September 26: The patient goes to the hospital. He's given antibiotics and, incredibly, he's sent home to an apartment complex in northeast Dallas. The Ebola goes undiagnosed. A hospital spokesman said the man did tell one nurse he had just come from Liberia.
“Regretfully, that information was not fully communicated throughout the full team,” said Dr. Mark Lester, the spokesman.
September 28: He returns to the hospital in an ambulance. This time the ambulance crew suspects he may have Ebola.

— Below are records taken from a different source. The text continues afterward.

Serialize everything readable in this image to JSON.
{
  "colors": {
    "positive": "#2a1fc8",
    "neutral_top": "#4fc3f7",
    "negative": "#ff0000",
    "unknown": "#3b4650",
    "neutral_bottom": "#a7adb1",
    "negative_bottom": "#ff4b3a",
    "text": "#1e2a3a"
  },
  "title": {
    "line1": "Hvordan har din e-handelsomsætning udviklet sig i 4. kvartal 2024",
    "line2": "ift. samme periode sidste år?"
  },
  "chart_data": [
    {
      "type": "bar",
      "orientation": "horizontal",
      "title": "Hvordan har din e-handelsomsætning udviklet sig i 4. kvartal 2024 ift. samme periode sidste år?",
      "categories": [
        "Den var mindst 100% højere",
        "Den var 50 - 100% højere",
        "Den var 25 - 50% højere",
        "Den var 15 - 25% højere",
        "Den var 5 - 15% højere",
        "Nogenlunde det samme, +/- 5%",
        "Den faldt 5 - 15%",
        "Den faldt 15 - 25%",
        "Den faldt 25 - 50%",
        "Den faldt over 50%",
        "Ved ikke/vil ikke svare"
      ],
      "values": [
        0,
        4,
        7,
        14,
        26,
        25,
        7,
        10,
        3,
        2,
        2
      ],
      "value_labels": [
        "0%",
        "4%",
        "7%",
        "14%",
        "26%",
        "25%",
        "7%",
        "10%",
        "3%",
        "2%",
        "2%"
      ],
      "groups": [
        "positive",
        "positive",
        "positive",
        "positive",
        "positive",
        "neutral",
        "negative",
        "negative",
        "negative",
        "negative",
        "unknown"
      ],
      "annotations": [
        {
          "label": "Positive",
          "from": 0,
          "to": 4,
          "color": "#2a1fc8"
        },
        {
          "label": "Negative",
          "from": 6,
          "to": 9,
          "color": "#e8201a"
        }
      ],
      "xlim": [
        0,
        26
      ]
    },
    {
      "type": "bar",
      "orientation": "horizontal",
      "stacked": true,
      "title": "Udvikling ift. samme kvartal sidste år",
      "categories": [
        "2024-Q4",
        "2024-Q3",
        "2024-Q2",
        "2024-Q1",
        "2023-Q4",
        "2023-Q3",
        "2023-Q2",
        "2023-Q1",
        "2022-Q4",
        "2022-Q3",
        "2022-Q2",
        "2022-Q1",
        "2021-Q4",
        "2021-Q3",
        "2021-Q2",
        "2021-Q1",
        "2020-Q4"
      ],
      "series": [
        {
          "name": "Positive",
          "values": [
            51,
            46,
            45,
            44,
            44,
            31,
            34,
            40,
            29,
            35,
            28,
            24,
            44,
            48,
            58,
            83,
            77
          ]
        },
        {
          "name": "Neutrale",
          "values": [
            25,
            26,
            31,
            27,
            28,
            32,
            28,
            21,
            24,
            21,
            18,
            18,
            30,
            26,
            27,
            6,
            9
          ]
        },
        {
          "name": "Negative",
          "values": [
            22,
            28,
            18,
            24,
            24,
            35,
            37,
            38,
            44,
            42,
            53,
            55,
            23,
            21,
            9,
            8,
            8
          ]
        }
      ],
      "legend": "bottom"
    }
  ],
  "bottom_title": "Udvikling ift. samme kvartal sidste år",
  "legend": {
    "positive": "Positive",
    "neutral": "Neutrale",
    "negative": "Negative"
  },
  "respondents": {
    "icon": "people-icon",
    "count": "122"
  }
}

The paramedics who brought him to the hospital, and even the ambulance, are in quarantine. Ambulance 37 is now parked behind low walls, access blocked by a step ladder and some tape.
The red alert is now on.
INSIDE EDITION’s Steven Fabian went to New Jersey to investigate more. “Hospitals across America are getting prepared to quarantine and treat anyone showing symptoms of the Ebola virus or anyone who has come in contact with an Ebola victim. I'm here at Valley Hospital in Ridgewood, New Jersey, inside their special isolation unit.”
“The key is to keep the patient isolated. Very strict isolation, and protect the staff coming into the room,” said a Valley Hospital employee.
Dr. Besser warns there may be other Ebola victims out there in the USA, saying, “I wouldn't be surprised if they do find some people who have been infected by him, but it won't be a widespread transmission. It's something that would be very limited.”